Berliner starts at the conceptual point that Gorman concludes. His imperative is one of existential questioning: ‘What can they be doing with my name? Are they better Alan Berliners than I am?’, will ‘the other Alan Berliners look more like Alan Berliner than I do?’, ‘Who knows if my life would have been different if I’d had another name’ [24].
Berliner’s film is autobiography, psycho-philosophy, social history and investigates the relationship between authorship, performance and the personal proper name. He allows his personal quest to open up a discourse on the ontology of personal proper names and investigates the form and context of names within North American culture. The film revolves around a dinner party he holds for the twelve other Alan Berliners that he has contacted (or Allan, Allen or Alain Berliners). He asks them questions about their likes and dislikes, habits and activities in a comedic, pseudo-scientific (perhaps disingenuous) attempt to find commonalities relating to ‘Alan Berliner’.

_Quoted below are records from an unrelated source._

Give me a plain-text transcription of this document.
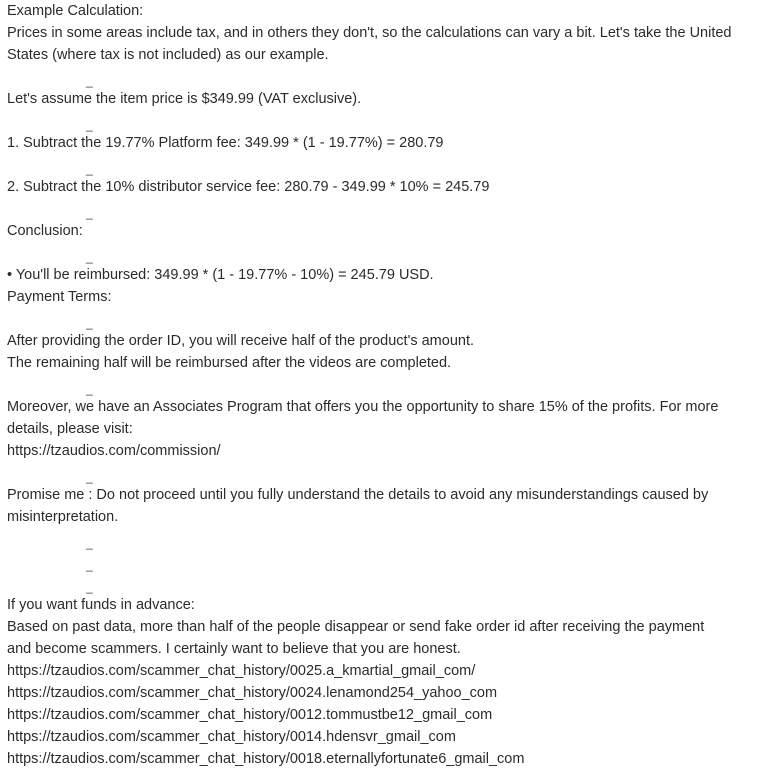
Example Calculation:
Prices in some areas include tax, and in others they don't, so the calculations can vary a bit. Let's take the United
States (where tax is not included) as our example.
_
Let's assume the item price is $349.99 (VAT exclusive).
_
1. Subtract the 19.77% Platform fee: 349.99 * (1 - 19.77%) = 280.79
_
2. Subtract the 10% distributor service fee: 280.79 - 349.99 * 10% = 245.79
_
Conclusion:
_
• You'll be reimbursed: 349.99 * (1 - 19.77% - 10%) = 245.79 USD.
Payment Terms:
_
After providing the order ID, you will receive half of the product's amount.
The remaining half will be reimbursed after the videos are completed.
_
Moreover, we have an Associates Program that offers you the opportunity to share 15% of the profits. For more
details, please visit:
https://tzaudios.com/commission/
_
Promise me : Do not proceed until you fully understand the details to avoid any misunderstandings caused by
misinterpretation.
_
_
_
If you want funds in advance:
Based on past data, more than half of the people disappear or send fake order id after receiving the payment
and become scammers. I certainly want to believe that you are honest.
https://tzaudios.com/scammer_chat_history/0025.a_kmartial_gmail_com/
https://tzaudios.com/scammer_chat_history/0024.lenamond254_yahoo_com
https://tzaudios.com/scammer_chat_history/0012.tommustbe12_gmail_com
https://tzaudios.com/scammer_chat_history/0014.hdensvr_gmail_com
https://tzaudios.com/scammer_chat_history/0018.eternallyfortunate6_gmail_com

But whereas Gorman starts with a banality – a bet – and ends up questioning the currency of his personal nomenclature, Berliner, having started with such questions, concludes with the disappointment of the banal.

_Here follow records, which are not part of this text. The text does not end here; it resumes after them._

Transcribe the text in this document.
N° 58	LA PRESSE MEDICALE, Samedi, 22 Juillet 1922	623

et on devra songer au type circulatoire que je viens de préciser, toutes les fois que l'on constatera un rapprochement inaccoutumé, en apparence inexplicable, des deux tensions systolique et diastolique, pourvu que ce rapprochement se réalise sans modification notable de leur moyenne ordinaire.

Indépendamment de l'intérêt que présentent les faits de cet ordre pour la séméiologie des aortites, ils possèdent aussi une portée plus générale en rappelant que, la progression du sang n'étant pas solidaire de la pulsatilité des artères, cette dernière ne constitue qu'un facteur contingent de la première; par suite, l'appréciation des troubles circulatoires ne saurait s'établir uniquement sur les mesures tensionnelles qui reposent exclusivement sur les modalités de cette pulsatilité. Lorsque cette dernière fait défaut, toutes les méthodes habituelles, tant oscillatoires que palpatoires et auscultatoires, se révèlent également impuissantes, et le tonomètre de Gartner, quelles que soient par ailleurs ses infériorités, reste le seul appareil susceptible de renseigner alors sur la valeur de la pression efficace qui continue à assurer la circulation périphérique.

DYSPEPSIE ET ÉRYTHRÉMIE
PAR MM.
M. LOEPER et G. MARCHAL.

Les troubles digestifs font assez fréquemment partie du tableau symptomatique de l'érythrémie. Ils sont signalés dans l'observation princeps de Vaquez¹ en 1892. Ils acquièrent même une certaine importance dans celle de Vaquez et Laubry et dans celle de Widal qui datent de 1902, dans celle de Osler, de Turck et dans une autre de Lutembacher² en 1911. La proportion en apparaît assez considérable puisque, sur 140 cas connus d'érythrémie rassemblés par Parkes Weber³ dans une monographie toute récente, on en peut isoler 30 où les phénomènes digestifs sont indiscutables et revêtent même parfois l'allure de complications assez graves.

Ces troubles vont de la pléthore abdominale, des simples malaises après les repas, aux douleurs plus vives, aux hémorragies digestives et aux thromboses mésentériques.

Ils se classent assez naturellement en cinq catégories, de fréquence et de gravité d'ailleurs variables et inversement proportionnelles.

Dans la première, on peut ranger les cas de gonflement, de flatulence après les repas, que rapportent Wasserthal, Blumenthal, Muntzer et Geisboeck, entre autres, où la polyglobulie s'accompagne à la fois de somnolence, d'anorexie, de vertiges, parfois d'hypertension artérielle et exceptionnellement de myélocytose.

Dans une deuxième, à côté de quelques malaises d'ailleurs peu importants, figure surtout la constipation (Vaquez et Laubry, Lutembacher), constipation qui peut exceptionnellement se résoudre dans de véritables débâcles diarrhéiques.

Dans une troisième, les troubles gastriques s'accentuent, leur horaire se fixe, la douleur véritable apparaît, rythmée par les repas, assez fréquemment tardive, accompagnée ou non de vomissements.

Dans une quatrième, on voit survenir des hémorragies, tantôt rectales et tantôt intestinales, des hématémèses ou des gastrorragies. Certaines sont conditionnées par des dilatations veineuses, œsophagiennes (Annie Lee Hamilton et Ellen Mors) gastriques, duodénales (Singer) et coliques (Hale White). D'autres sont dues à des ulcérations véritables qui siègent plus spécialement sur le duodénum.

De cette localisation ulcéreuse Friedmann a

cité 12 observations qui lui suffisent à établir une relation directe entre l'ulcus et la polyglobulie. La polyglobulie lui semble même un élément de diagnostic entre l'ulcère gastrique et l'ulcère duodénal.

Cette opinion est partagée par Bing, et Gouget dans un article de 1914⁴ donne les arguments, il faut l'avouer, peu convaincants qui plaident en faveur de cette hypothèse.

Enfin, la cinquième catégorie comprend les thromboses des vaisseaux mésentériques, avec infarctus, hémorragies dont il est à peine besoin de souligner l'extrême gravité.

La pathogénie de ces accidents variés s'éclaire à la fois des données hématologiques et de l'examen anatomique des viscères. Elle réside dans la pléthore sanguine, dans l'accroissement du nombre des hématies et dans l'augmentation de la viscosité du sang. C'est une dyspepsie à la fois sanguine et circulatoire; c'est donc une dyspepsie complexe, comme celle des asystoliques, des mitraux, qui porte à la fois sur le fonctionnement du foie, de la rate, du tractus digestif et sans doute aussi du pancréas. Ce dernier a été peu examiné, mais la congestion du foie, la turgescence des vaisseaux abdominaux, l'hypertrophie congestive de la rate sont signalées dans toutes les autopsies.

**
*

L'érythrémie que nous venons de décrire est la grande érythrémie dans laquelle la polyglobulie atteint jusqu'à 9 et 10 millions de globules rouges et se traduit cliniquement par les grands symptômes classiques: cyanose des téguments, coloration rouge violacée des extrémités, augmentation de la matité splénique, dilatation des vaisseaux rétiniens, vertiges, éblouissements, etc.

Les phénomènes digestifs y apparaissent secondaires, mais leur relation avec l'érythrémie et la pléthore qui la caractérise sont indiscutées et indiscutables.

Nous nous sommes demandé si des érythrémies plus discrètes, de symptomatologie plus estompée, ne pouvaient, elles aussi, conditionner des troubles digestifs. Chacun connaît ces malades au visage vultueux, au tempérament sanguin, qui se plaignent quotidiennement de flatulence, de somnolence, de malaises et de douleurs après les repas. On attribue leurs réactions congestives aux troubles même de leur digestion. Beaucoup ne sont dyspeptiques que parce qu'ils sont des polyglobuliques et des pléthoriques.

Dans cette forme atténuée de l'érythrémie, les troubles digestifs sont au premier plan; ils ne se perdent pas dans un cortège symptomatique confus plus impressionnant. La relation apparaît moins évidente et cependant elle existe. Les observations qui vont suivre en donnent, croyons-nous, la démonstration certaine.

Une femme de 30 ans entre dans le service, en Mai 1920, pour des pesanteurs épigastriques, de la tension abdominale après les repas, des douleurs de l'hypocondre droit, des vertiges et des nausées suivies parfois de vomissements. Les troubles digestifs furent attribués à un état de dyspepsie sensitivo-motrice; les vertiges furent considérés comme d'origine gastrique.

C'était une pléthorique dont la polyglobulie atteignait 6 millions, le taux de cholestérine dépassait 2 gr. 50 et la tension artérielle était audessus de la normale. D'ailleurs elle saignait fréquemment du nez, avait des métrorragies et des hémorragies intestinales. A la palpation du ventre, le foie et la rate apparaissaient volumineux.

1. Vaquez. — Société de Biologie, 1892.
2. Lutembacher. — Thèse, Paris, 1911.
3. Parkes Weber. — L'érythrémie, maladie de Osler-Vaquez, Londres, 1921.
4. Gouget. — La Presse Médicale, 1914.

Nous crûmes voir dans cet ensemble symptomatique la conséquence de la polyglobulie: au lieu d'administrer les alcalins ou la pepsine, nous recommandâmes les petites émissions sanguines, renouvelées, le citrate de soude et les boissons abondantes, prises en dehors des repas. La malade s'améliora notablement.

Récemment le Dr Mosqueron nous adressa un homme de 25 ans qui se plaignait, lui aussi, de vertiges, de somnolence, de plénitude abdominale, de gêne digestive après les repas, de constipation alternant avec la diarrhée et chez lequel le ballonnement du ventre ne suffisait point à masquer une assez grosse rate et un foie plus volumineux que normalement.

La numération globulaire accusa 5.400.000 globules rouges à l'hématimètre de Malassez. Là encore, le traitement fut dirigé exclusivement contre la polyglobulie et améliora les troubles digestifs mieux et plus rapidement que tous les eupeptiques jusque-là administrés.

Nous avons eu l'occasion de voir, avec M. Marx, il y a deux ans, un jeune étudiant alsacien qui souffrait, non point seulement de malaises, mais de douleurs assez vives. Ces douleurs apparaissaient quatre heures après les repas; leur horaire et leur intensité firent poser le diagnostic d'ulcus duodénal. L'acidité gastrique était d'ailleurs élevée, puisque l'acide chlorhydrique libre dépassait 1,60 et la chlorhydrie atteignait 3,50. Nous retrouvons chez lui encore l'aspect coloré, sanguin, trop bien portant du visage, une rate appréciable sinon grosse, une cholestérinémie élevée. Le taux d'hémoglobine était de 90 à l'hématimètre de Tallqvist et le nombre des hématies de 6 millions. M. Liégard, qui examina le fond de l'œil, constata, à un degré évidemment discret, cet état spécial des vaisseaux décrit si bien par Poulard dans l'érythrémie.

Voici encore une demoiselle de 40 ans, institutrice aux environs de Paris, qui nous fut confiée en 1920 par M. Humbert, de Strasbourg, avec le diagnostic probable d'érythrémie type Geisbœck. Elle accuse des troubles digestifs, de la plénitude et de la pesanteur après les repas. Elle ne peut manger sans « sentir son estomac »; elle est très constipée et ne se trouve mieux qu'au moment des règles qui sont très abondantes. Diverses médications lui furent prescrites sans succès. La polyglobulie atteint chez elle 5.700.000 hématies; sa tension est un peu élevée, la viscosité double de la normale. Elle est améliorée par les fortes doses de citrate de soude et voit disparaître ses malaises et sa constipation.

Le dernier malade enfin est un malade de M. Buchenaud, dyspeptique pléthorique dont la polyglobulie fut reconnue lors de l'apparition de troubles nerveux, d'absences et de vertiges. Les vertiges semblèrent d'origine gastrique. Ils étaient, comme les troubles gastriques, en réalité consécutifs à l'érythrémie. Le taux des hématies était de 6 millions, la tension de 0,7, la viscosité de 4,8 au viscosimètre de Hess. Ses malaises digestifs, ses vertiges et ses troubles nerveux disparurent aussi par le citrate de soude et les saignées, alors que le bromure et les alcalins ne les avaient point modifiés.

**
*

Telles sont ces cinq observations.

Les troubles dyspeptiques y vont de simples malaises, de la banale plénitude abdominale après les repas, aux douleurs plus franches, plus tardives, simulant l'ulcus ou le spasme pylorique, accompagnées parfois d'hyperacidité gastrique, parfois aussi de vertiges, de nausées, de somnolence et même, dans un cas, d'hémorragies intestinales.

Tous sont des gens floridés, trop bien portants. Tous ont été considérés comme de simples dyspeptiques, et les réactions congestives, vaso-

‘So if you’re feeling a little let down because you expected some big revelation from my dinner party, imagine how I feel. All that preparation and anticipation… and for what? I still have to share my name with them. I’m probably still going to be mistaken for them. And it seems I’m destined to be the real Alan Berliner in my mind only. But please, don’t think of my experiment as a total failure.’
Berliner hopes for an epiphany in understanding the condition of the namesake but the actuality falls short of his expectations.

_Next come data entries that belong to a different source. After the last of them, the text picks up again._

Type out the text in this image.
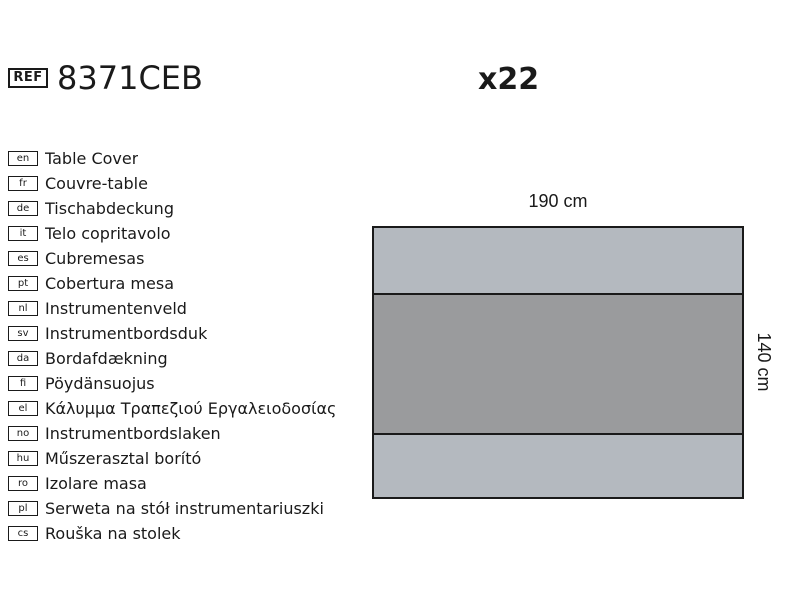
REF 8371CEB	x22
en Table Cover
fr	Couvre-table
de Tischabdeckung
it	Telo copritavolo
es	Cubremesas
pt	Cobertura mesa
nl	Instrumentenveld
sv	Instrumentbordsduk
da Bordafdækning
fi	Pöydänsuojus
el	Κάλυμμα Τραπεζιού Εργαλειοδοσίας
no Instrumentbordslaken
hu Műszerasztal borító
ro	Izolare masa
pl	Serweta na stół instrumentariuszki
cs	Rouška na stolek
190 cm
140 cm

Although he never overtly states his imperative in such terms, Berliner hints at the initial source of his enquiry being rooted in a direct confusion between himself and one particular of his namesakes; what he describes as the ‘ultimate embarrassment’: the confusion between himself and another Alan Berliner, another filmmaker.
‘A few years ago someone with my name made a film called Ma Vie en Rose. The critics loved it. I loved it too. That’s when everyone hailed my debut as a feature film director. No one ever did bother to ask why I would suddenly start making films in French. There might even be a few people watching right now who think this is one of his films, or that I’m him or that he’s me.’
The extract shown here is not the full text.